Une lecture froide et intelligible. Et elle pourrait se concevoir à la fois pour le pouvoir et pour l’opposition comme suit ; pour l’opposition, les dernières élections locales ont aménagé l’opposition dans la «cour» du pouvoir dans des parcelles qui sont leurs, le temps d’un mandat. Forte de cela, elle ambitionne par la magie de ces élections législatives, d’aménager dans l’antichambre du pouvoir. Or, l’antichambre ne mène pas forcément dans la chambre du pouvoir. La jurisprudence électorale hexagonale a enseigné le contraire.
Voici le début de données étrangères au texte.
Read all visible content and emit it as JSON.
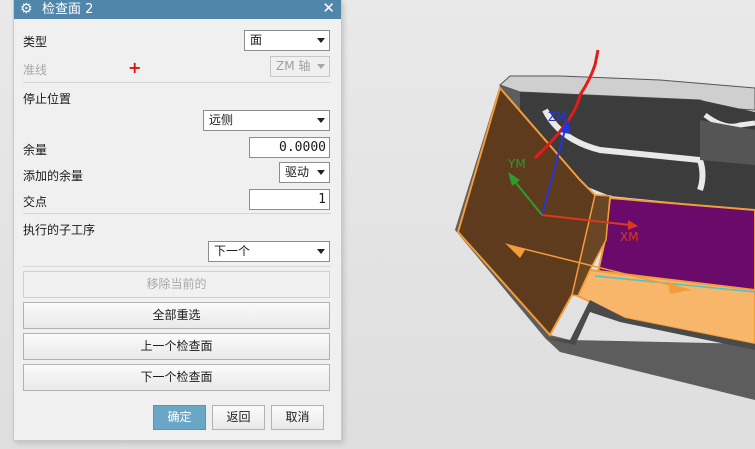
{
  "dialog": {
    "title": "检查面 2",
    "type_label": "类型",
    "type_value": "面",
    "guide_label": "准线",
    "axis_value": "ZM 轴",
    "stop_position_label": "停止位置",
    "stop_position_value": "远侧",
    "stock_label": "余量",
    "stock_value": "0.0000",
    "added_stock_label": "添加的余量",
    "added_stock_value": "驱动",
    "intersections_label": "交点",
    "intersections_value": "1",
    "sub_operation_label": "执行的子工序",
    "sub_operation_value": "下一个",
    "remove_current_label": "移除当前的",
    "reselect_all_label": "全部重选",
    "prev_check_label": "上一个检查面",
    "next_check_label": "下一个检查面",
    "ok_label": "确定",
    "back_label": "返回",
    "cancel_label": "取消"
  },
  "viewport": {
    "axes": {
      "x": "XM",
      "y": "YM",
      "z": "ZM"
    },
    "colors": {
      "selected_face": "#5e3b1c",
      "highlight_edge": "#f39d3a",
      "part_face": "#6a0a6b",
      "x_axis": "#d9391f",
      "y_axis": "#2f9b2f",
      "z_axis": "#2437d6",
      "drawn_curve": "#e21b1b"
    }
  }
}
Et l’explication reste bien simple, et n’est pas rien moins qu’hériter de dossiers chauds ou lourds, sans pour autant avoir la marge de temps idoine (la Présidentielle se tenant pour moins de deux ans) d’une bonne imprégnation pour une action correcte peut affecter le discours et la posture, donc, l’opinion publique. Et la même lecture parallèle s’offre pour le régime et qui devrait en plus faire l’effort de coupler des signes d’essoufflement et besoin d’insuffler un nouveau souffle pour rebondir.Quelle lecture faites-vous de la position du président de la République, Macky Sall, concernant la question du troisième mandat ?En l’absence d’une position ferme réaffirmée, la lecture ne peut qu’être aléatoire.
Mais, en toute évidence, sa posture reste complexe entre lui, les siens et eux, comme trois niveaux interactifs d’une matrice politique. En fait, lui et les siens sont comme victimes d’une action politique qui s’appelle le parrainage. Une action politique ne se lit pas seulement sur le résultat immédiat, mais sur la chaîne de résultats qui comporte les effets et les impacts. Or, si le parrainage de l’élection présidentielle de 2019 a eu un résultat bénéfique pour le régime, mais son effet va occasionner un grand méfait pour le même régime, à savoir la création d’un potentiel géant politique dans le camp adverse par la réduction du champ de compétition à 5. En arithmétique politique, première erreur (ou malchance) dans le choix de la formule : en lieu et place de la soustraction des candidats, la multiplication aurait bien des allures de division ; le résultat immédiat serait peut-être autre. Conséquence, une première équation politique : trouver un inconnu x à même d’égaler au moins le score du camp adverse. Deuxième erreur politique, le recrutement d’opposants déclarés, dont la conséquence immédiate, c’est l’installation directe d’une bipolarité. Et enfin, l’absence d’un «numéro deux», à défaut d’un «numéro un bis», ferme le trépied. Dans tous les cas, la lecture aura besoin d’un autre paramètre : les élections de juillet 2022 et les phénomènes politiques des jours d’après.